The Quiet Assassination
But powerful interests were watching. By 1942, the American Bankers Association and the Investment Bankers Association had formed a joint committee to "study the regulatory implications" of Section 23B. Their real concern? These programs were cutting into brokerage fees and undermining the traditional wealth management model.
The lobbying campaign was masterful in its subtlety. Instead of attacking the programs directly, banking groups raised "consumer protection" concerns. They argued that unsophisticated depositors didn't understand the risks of stock ownership. They pointed to a few isolated cases where savings institutions had made poor investment choices, costing depositors money.

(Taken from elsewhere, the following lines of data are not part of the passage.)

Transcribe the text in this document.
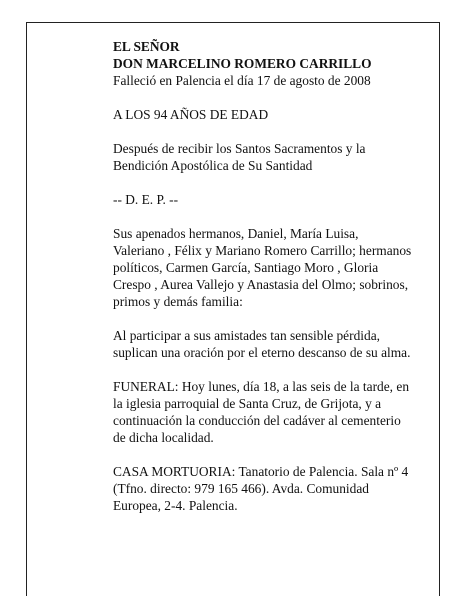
EL SEÑOR
DON MARCELINO ROMERO CARRILLO
Falleció en Palencia el día 17 de agosto de 2008

A LOS 94 AÑOS DE EDAD

Después de recibir los Santos Sacramentos y la
Bendición Apostólica de Su Santidad

-- D. E. P. --

Sus apenados hermanos, Daniel, María Luisa,
Valeriano , Félix y Mariano Romero Carrillo; hermanos
políticos, Carmen García, Santiago Moro , Gloria
Crespo , Aurea Vallejo y Anastasia del Olmo; sobrinos,
primos y demás familia:

Al participar a sus amistades tan sensible pérdida,
suplican una oración por el eterno descanso de su alma.

FUNERAL: Hoy lunes, día 18, a las seis de la tarde, en
la iglesia parroquial de Santa Cruz, de Grijota, y a
continuación la conducción del cadáver al cementerio
de dicha localidad.

CASA MORTUORIA: Tanatorio de Palencia. Sala nº 4
(Tfno. directo: 979 165 466). Avda. Comunidad
Europea, 2-4. Palencia.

The coup de grâce came in 1944, when Congress passed the "Depositor Protection Amendment" — a bill that supposedly strengthened consumer safeguards but actually prohibited savings institutions from offering fractional share programs. The vote wasn't even close: 347-23 in the House, voice vote in the Senate.

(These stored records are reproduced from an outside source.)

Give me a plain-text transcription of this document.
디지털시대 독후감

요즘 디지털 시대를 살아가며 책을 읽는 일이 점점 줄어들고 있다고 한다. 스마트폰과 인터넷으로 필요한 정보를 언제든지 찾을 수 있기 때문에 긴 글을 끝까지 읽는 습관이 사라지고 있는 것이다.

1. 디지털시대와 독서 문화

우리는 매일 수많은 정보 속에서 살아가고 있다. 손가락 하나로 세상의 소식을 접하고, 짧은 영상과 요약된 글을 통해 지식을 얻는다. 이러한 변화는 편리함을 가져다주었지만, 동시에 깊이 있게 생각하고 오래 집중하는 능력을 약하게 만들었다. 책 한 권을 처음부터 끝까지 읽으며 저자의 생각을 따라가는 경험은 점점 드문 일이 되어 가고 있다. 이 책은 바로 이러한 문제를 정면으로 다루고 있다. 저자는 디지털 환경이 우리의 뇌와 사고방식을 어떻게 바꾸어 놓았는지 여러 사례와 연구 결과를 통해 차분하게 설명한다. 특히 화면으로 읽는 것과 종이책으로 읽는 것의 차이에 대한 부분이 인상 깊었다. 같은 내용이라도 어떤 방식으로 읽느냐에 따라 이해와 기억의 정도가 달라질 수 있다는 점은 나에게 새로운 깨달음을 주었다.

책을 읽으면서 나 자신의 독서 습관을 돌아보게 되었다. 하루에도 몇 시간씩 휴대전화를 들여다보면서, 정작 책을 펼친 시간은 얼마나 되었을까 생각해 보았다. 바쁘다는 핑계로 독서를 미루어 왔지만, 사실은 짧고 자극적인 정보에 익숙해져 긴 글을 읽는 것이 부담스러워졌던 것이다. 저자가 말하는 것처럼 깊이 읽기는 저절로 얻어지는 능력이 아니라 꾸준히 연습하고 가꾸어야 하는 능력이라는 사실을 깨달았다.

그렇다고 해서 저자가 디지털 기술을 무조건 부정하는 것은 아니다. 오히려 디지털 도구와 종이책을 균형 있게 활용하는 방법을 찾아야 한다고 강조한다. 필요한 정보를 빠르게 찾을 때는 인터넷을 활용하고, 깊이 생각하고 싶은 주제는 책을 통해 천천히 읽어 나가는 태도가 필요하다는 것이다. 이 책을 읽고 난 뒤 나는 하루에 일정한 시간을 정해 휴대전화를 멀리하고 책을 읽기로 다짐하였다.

Within 18 months, every fractional share program in America had been liquidated. Depositors received cash payouts for their accumulated holdings, and the experiment was over.
The Memory Hole
What happened next is perhaps the most remarkable part of this story: The entire episode was systematically erased from financial history. Banking textbooks from the 1950s onward make no mention of Section 23B. Academic papers about New Deal financial reforms skip right over it. Even the Federal Reserve's official histories of Depression-era banking legislation contain only passing references.

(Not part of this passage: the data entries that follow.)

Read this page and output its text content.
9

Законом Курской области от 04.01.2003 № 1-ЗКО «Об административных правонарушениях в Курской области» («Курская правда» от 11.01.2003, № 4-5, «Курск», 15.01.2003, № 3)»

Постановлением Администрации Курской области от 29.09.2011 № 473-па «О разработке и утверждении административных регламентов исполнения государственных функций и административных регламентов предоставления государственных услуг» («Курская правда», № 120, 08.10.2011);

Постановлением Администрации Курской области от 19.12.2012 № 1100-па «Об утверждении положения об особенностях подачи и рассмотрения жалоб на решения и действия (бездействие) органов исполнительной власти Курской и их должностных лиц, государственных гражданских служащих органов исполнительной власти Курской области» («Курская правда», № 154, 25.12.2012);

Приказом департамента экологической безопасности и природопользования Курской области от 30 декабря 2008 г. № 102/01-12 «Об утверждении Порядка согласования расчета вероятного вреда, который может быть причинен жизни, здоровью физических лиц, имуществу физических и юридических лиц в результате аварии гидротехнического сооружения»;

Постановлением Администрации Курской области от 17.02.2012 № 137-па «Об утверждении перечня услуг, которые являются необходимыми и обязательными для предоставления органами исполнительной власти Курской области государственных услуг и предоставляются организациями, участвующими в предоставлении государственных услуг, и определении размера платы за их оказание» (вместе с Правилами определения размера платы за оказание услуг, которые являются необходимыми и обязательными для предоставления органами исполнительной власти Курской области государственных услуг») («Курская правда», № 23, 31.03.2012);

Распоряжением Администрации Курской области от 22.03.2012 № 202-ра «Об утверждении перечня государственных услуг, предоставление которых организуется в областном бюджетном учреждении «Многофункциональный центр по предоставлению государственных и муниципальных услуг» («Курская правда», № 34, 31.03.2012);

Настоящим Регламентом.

This wasn't accidental. A 1978 internal memo from the American Bankers Association, discovered in congressional archives in 2019, explicitly discusses the importance of ensuring that "historical narratives around retail investing emphasize the complexity and risk inherent in stock ownership by unsophisticated investors."
The memo goes on to praise the success of "ensuring that fractional ownership experiments of the 1930s remain largely unknown to contemporary policymakers and academics."
The Reinvention That Wasn't
Fast-forward to 2013, when a fintech startup called Robinhood launched with the revolutionary promise of "democratizing finance for all." Their big innovation? Commission-free trading and fractional shares.
Similar apps followed: Stash, Acorns, Public. All marketed their fractional share offerings as groundbreaking technology that would finally give ordinary Americans access to the stock market.
None mentioned that this "innovation" had been available to American workers 80 years earlier through their local savings and loans.
The irony is thick: Today's fractional share apps charge monthly fees, harvest user data, and route trades through high-frequency trading firms that profit from order flow. The 1930s version had none of these complications — just simple, direct ownership.
What We Lost
The death of Section 23B programs represents more than just a forgotten piece of financial history. It marked the beginning of a decades-long process that gradually separated ordinary Americans from direct participation in corporate ownership.
Without these programs, stock ownership became increasingly concentrated among wealthy investors and institutional funds. The idea that regular workers could or should own pieces of major corporations faded from public consciousness.
Today, as fintech companies rediscover fractional shares and politicians debate wealth inequality, it's worth remembering that we've been down this road before. The question isn't whether technology can democratize investing — it's whether we'll let powerful interests kill it again.